Das hatte ich zuvor noch nie gemacht, und als ich erfuhr, dass eine bekannte deutsche Skatermarke Models sucht, habe ich mich beworben und wurde genommen. Ich habe in der Zeit auch angefangen, als Journalistin und Aktivistin Texte zu schreiben. In der Süddeutschen Zeitung erschien ein Text von mir über Behindertenrechte und Diskriminierung. Das Foto dazu hatte eine Freundin gemacht. Darauf meldete sich eine Versicherung bei mir für eine große Kampagne. Das war toll, weil es um Reiseversicherungen ging und die Kampagne zeigte, dass jungen Menschen – auch mit Behinderung – die Welt offen steht. Als dann großflächig mit mir plakatiert wurde, war das auf alle Fälle ein verrücktes Gefühl.

Inklusion ist mit Models wie dir auch in der Werbung und Mode angekommen – oder wie siehst du das?

Ich glaube, ein erster Schritt ist getan. Aber mir ist auch klar, dass ich gebucht werde, weil die Verbindung von Diversity und High-Tech-Prothese zeitgemäß ist. Wir sind in Sachen Inklusion noch lange nicht am Ziel, aber wenn ich durch die Fotos ganz viele unterschiedliche Menschen erreiche, die sich sonst null mit dem Thema auseinandersetzen, dann geht es in die richtige Richtung. Denn die Sichtbarkeit von Behinderung ist enorm wichtig, auch für alle Kinder, die mit einer Behinderung aufwachsen. Wenn wir dann einmal alle gemeinsam wirklich realisiert haben, dass jeder Mensch unterschiedlich ist und dass das etwas Gutes ist, dann leben wir Inklusion.

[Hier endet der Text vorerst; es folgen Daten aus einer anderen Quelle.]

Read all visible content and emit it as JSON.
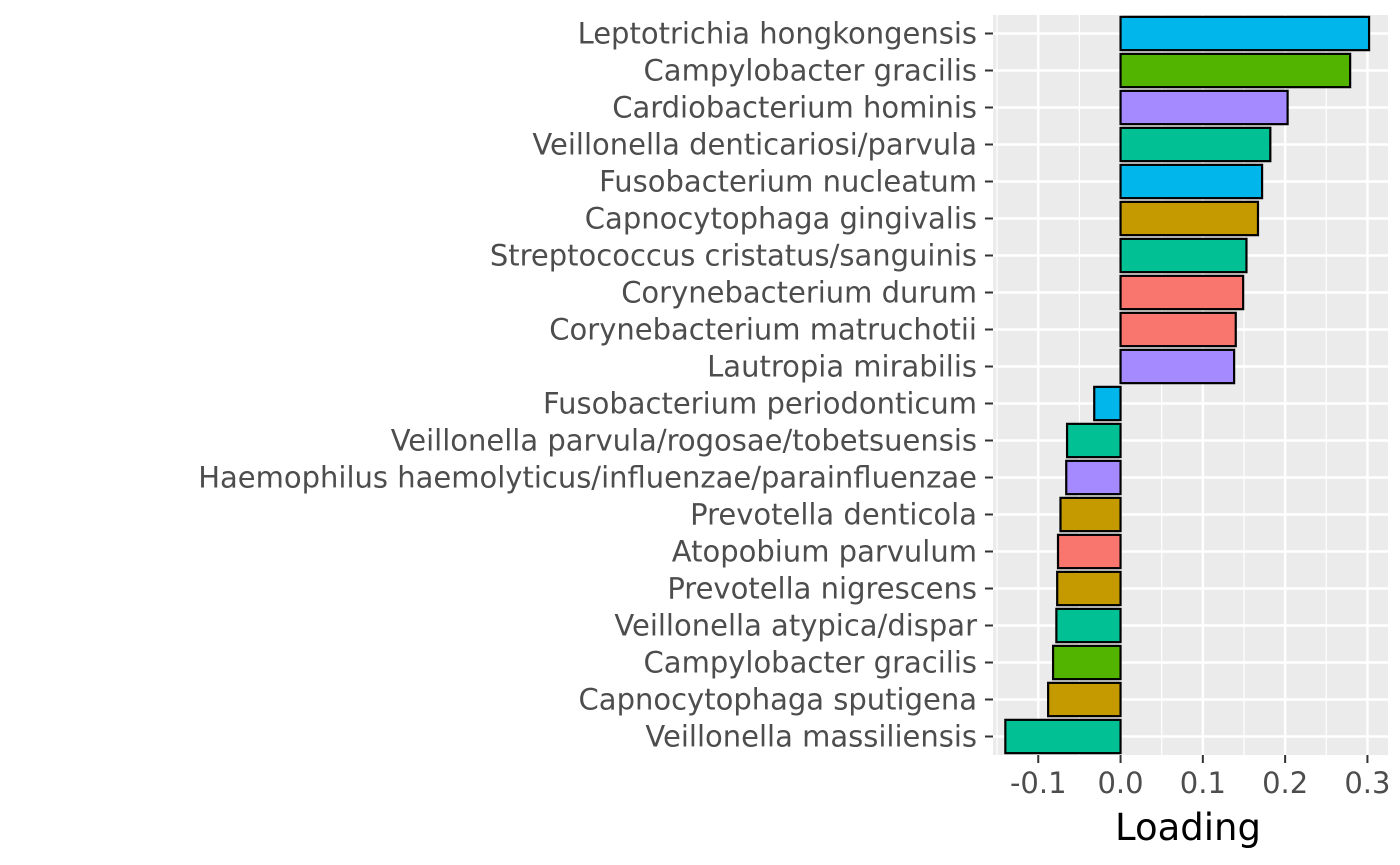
{
  "chart_data": {
    "type": "bar",
    "orientation": "horizontal",
    "title": "",
    "xlabel": "Loading",
    "ylabel": "",
    "xlim": [
      -0.155,
      0.325
    ],
    "xticks": [
      -0.1,
      0.0,
      0.1,
      0.2,
      0.3
    ],
    "xtick_labels": [
      "-0.1",
      "0.0",
      "0.1",
      "0.2",
      "0.3"
    ],
    "grid": true,
    "legend": "none",
    "panel_background": "#ebebeb",
    "grid_color": "#ffffff",
    "bar_outline": "#000000",
    "categories": [
      "Leptotrichia hongkongensis",
      "Campylobacter gracilis",
      "Cardiobacterium hominis",
      "Veillonella denticariosi/parvula",
      "Fusobacterium nucleatum",
      "Capnocytophaga gingivalis",
      "Streptococcus cristatus/sanguinis",
      "Corynebacterium durum",
      "Corynebacterium matruchotii",
      "Lautropia mirabilis",
      "Fusobacterium periodonticum",
      "Veillonella parvula/rogosae/tobetsuensis",
      "Haemophilus haemolyticus/influenzae/parainfluenzae",
      "Prevotella denticola",
      "Atopobium parvulum",
      "Prevotella nigrescens",
      "Veillonella atypica/dispar",
      "Campylobacter gracilis",
      "Capnocytophaga sputigena",
      "Veillonella massiliensis"
    ],
    "values": [
      0.302,
      0.279,
      0.203,
      0.182,
      0.172,
      0.167,
      0.153,
      0.149,
      0.14,
      0.138,
      -0.032,
      -0.065,
      -0.066,
      -0.073,
      -0.076,
      -0.077,
      -0.078,
      -0.082,
      -0.088,
      -0.14
    ],
    "colors": [
      "#00b6eb",
      "#53b400",
      "#a58aff",
      "#00c094",
      "#00b6eb",
      "#c49a00",
      "#00c094",
      "#f8766d",
      "#f8766d",
      "#a58aff",
      "#00b6eb",
      "#00c094",
      "#a58aff",
      "#c49a00",
      "#f8766d",
      "#c49a00",
      "#00c094",
      "#53b400",
      "#c49a00",
      "#00c094"
    ]
  }
}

Du trainierst für die Paralympics, deine Disziplin ist Taekwondo. Ist Kampfsport die nächste Herausforderung?

Ich habe schon immer viel Sport getrieben und kam auf Taekwondo, weil es perfekt zu meinem derzeitigen Leben passt. Es ist ein achtsamer, balance-orientierter Sport, bei dem es um Selbstverteidigung und um Angriff geht. Das fand ich sehr spannend. Dass es jetzt in Richtung Spitzensport geht, war so nicht geplant. Ich sehe mein Leben wie gesagt als Abenteuer, will viel ausprobieren – warum also nicht die Paralympics, falls es klappt.